O ensino religioso nas escolas deve levantar questões relacionadas a moral e ética com a finalidade de
- A)delimitar o ensino das religiões nas escolas com base nas escolhas familiares dos alunos e da comunidade escolar.
Errada, porque o ensino religioso na escola pública não deve ser definido pelas escolhas familiares ou pela comunidade, e sim respeitar a diversidade e a laicidade do Estado.
- B)sustentar as diretrizes educacionais delimitadas pela variedade religiosa afro-brasileira hegemonicamente contabilizada nos municípios.
Errada, porque não existe diretriz educacional baseada em uma suposta hegemonia afro-brasileira nos municípios, o que distorce o objetivo pedagógico do ensino religioso.
- C)assegurar o respeito à diversidade cultural religiosa do Brasil, incluindo o respeito às religiões de matriz africana.
Certa, porque o ensino religioso deve promover respeito à diversidade cultural e religiosa do Brasil, inclusive às religiões de matriz africana.
- D)garantir o direito constitucional de não haver ensino religioso de matriz africana sem a anuência da igreja.

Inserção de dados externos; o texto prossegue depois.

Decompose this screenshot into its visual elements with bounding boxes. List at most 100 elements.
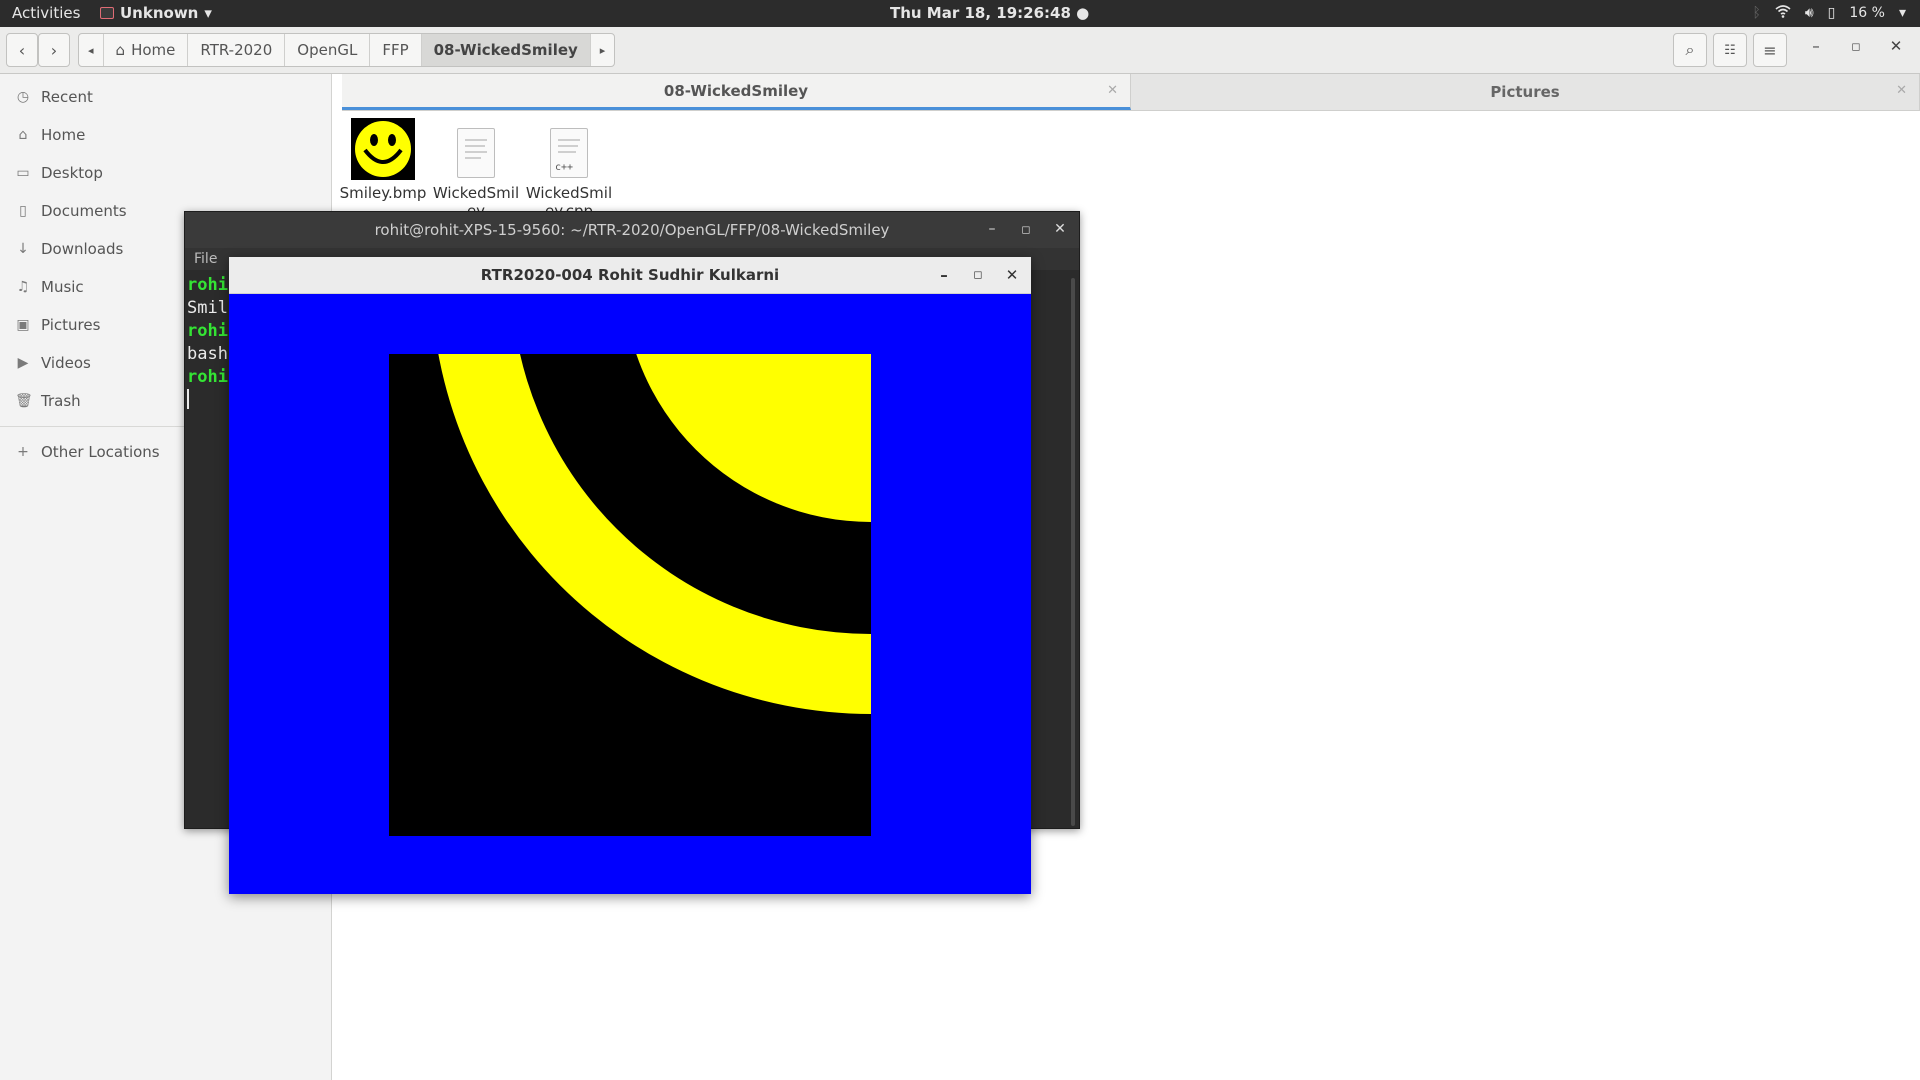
terminal-titlebar[interactable]: rohit@rohit-XPS-15-9560: ~/RTR-2020/Open… bbox=[185, 212, 1079, 248]
sidebar-item-label: Downloads bbox=[41, 240, 124, 258]
sidebar-item-label: Trash bbox=[41, 392, 81, 410]
app-menu-label: Unknown bbox=[120, 4, 199, 22]
terminal-minimize-icon[interactable]: – bbox=[981, 221, 1003, 237]
cpp-file-icon: c++ bbox=[550, 128, 588, 178]
sidebar-item-label: Music bbox=[41, 278, 84, 296]
opengl-canvas[interactable] bbox=[229, 294, 1031, 894]
breadcrumb-label: Home bbox=[131, 41, 176, 59]
opengl-close-icon[interactable]: ✕ bbox=[1001, 266, 1023, 284]
tab-bar: 08-WickedSmiley ✕ Pictures ✕ bbox=[342, 74, 1920, 111]
home-icon: ⌂ bbox=[115, 41, 126, 59]
tab-label: Pictures bbox=[1490, 83, 1560, 101]
minimize-button[interactable]: – bbox=[1803, 37, 1829, 55]
system-menu-chevron-icon: ▾ bbox=[1898, 5, 1906, 21]
system-tray[interactable]: ᛒ 🔊︎ ▯ 16 % ▾ bbox=[1752, 4, 1906, 22]
app-menu-button[interactable]: ≡ bbox=[1753, 33, 1787, 67]
forward-button[interactable]: › bbox=[38, 33, 70, 67]
search-icon: ⌕ bbox=[1685, 40, 1695, 59]
close-button[interactable]: ✕ bbox=[1883, 37, 1909, 55]
opengl-window-title: RTR2020-004 Rohit Sudhir Kulkarni bbox=[480, 266, 780, 284]
volume-icon: 🔊︎ bbox=[1804, 5, 1814, 21]
app-menu[interactable]: Unknown ▾ bbox=[100, 4, 212, 22]
breadcrumb-label: OpenGL bbox=[297, 41, 358, 59]
breadcrumb-opengl[interactable]: OpenGL bbox=[284, 34, 369, 66]
sidebar-item-recent[interactable]: ◷ Recent bbox=[0, 78, 331, 116]
home-icon: ⌂ bbox=[18, 127, 28, 143]
maximize-icon: ◻ bbox=[1851, 40, 1861, 53]
image-icon: ▣ bbox=[16, 317, 30, 333]
terminal-scrollbar[interactable] bbox=[1071, 278, 1075, 826]
battery-percentage: 16 % bbox=[1849, 5, 1885, 21]
sidebar-item-label: Desktop bbox=[41, 164, 103, 182]
back-icon: ‹ bbox=[18, 40, 26, 60]
opengl-maximize-icon[interactable]: ◻ bbox=[967, 268, 989, 281]
breadcrumb-label: FFP bbox=[382, 41, 409, 59]
search-button[interactable]: ⌕ bbox=[1673, 33, 1707, 67]
sidebar-item-label: Documents bbox=[41, 202, 127, 220]
activities-button[interactable]: Activities bbox=[12, 4, 80, 22]
file-manager-header: ‹ › ◂ ⌂ Home RTR-2020 OpenGL FFP 08-Wicke… bbox=[0, 27, 1920, 74]
tab-close-icon[interactable]: ✕ bbox=[1896, 83, 1907, 98]
breadcrumb-label: RTR-2020 bbox=[200, 41, 273, 59]
view-toggle-icon: ☷ bbox=[1724, 42, 1736, 58]
breadcrumb-scroll-left[interactable]: ◂ bbox=[79, 34, 103, 66]
file-item[interactable]: c++ WickedSmil ey.cpp bbox=[521, 118, 617, 224]
smiley-thumbnail-icon bbox=[351, 118, 415, 180]
quad-left-edge bbox=[389, 354, 434, 836]
tab-pictures[interactable]: Pictures ✕ bbox=[1131, 74, 1920, 110]
opengl-minimize-icon[interactable]: – bbox=[933, 266, 955, 284]
battery-icon: ▯ bbox=[1827, 5, 1836, 21]
sidebar-item-label: Videos bbox=[41, 354, 91, 372]
clock-text: Thu Mar 18, 19:26:48 bbox=[890, 4, 1071, 22]
bluetooth-icon: ᛒ bbox=[1752, 5, 1761, 21]
back-button[interactable]: ‹ bbox=[6, 33, 38, 67]
breadcrumb-scroll-right[interactable]: ▸ bbox=[589, 34, 615, 66]
tab-label: 08-WickedSmiley bbox=[663, 81, 809, 100]
menu-file[interactable]: File bbox=[194, 251, 217, 267]
sidebar-item-label: Home bbox=[41, 126, 86, 144]
terminal-close-icon[interactable]: ✕ bbox=[1049, 221, 1071, 237]
file-item[interactable]: WickedSmil ey bbox=[428, 118, 524, 224]
opengl-titlebar[interactable]: RTR2020-004 Rohit Sudhir Kulkarni – ◻ ✕ bbox=[229, 257, 1031, 294]
folder-icon: ▭ bbox=[16, 165, 30, 181]
breadcrumb-home[interactable]: ⌂ Home bbox=[102, 34, 188, 66]
breadcrumb-rtr-2020[interactable]: RTR-2020 bbox=[187, 34, 284, 66]
terminal-maximize-icon[interactable]: ◻ bbox=[1015, 223, 1037, 236]
video-icon: ▶ bbox=[17, 355, 29, 371]
sidebar-item-label: Recent bbox=[41, 88, 93, 106]
wifi-icon bbox=[1775, 4, 1791, 22]
tab-close-icon[interactable]: ✕ bbox=[1107, 83, 1118, 98]
sidebar-item-desktop[interactable]: ▭ Desktop bbox=[0, 154, 331, 192]
top-bar: Activities Unknown ▾ Thu Mar 18, 19:26:4… bbox=[0, 0, 1920, 27]
app-window-icon bbox=[100, 7, 114, 19]
sidebar-item-home[interactable]: ⌂ Home bbox=[0, 116, 331, 154]
chevron-down-icon: ▾ bbox=[204, 4, 212, 22]
tab-08-wickedsmiley[interactable]: 08-WickedSmiley ✕ bbox=[342, 74, 1131, 110]
breadcrumb-label: 08-WickedSmiley bbox=[433, 41, 578, 59]
breadcrumb-current[interactable]: 08-WickedSmiley bbox=[420, 34, 590, 66]
forward-icon: › bbox=[50, 40, 58, 60]
breadcrumb-ffp[interactable]: FFP bbox=[369, 34, 420, 66]
text-file-icon bbox=[457, 128, 495, 178]
terminal-cursor bbox=[187, 389, 189, 409]
minimize-icon: – bbox=[1812, 37, 1820, 55]
caret-right-icon: ▸ bbox=[599, 43, 606, 57]
close-icon: ✕ bbox=[1889, 37, 1903, 55]
document-icon: ▯ bbox=[19, 203, 27, 219]
caret-left-icon: ◂ bbox=[88, 43, 94, 57]
maximize-button[interactable]: ◻ bbox=[1843, 40, 1869, 53]
sidebar-item-label: Pictures bbox=[41, 316, 101, 334]
sidebar-item-label: Other Locations bbox=[41, 443, 160, 461]
view-toggle-button[interactable]: ☷ bbox=[1713, 33, 1747, 67]
file-name: Smiley.bmp bbox=[339, 184, 427, 202]
clock-icon: ◷ bbox=[16, 89, 30, 105]
breadcrumb: ◂ ⌂ Home RTR-2020 OpenGL FFP 08-WickedSmi… bbox=[78, 33, 616, 67]
download-icon: ↓ bbox=[17, 241, 29, 257]
file-item[interactable]: Smiley.bmp bbox=[335, 118, 431, 202]
clock[interactable]: Thu Mar 18, 19:26:48 ● bbox=[890, 4, 1089, 22]
music-icon: ♫ bbox=[16, 279, 30, 295]
terminal-title: rohit@rohit-XPS-15-9560: ~/RTR-2020/Open… bbox=[374, 221, 890, 239]
trash-icon: 🗑︎ bbox=[15, 393, 33, 409]
menu-icon: ≡ bbox=[1763, 40, 1777, 60]
opengl-window[interactable]: RTR2020-004 Rohit Sudhir Kulkarni – ◻ ✕ bbox=[229, 257, 1031, 894]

Errada, porque a escola pública não depende de anuência de igreja para tratar de ensino religioso, e isso contraria a laicidade e a liberdade de crença.
- E)organizar e escolher quais religiões afro-brasileiras devem ser ensinadas a partir da preferência nacional.
Errada, porque o currículo não pode ser organizado por preferência nacional nem por seleção de religiões afro-brasileiras para ensino privilegiado.
Gabarito: C
No ensino religioso, a escola não deve transformar a sala de aula em espaço de catequese nem em disputa de crenças. A ideia central, especialmente na lógica da educação pública brasileira, é trabalhar o tema com foco em respeito, convivência e compreensão da diversidade religiosa existente no país. Isso conversa diretamente com os valores de liberdade de consciência e de crença previstos na Constituição Federal e com a Lei de Diretrizes e Bases, no art. 33, que trata o ensino religioso como parte da formação básica, sem proselitismo. Quando a questão fala em levantar temas ligados à moral e à ética, isso faz sentido porque esses conteúdos ajudam o aluno a refletir sobre valores, convivência, tolerância e diferença. Mas essa reflexão não pode servir para privilegiar uma religião específica nem para apagar outras tradições. Em concurso, sempre desconfie de alternativas que tentam “mandar” a escola escolher uma fé ou hierarquizar religiões. O gabarito é a letra C porque ela traduz exatamente a finalidade pedagógica correta: assegurar o respeito à diversidade cultural religiosa do Brasil, incluindo as religiões de matriz africana. Isso está em sintonia com o princípio constitucional da laicidade do Estado, com o pluralismo e com a proteção contra discriminação religiosa. Também conversa com a ideia de que o ensino religioso, nas escolas públicas, deve ser não confessional ou, ao menos, sem imposição e sem exclusão. Em resumo: o tema é moral e ética, sim, mas para educar para o respeito e para a convivência democrática. Não é para escolher religião certa, nem para atender a preferência de grupos específicos. Na prova, pense assim: ensino religioso na escola pública deve abrir entendimento, não fechar portas.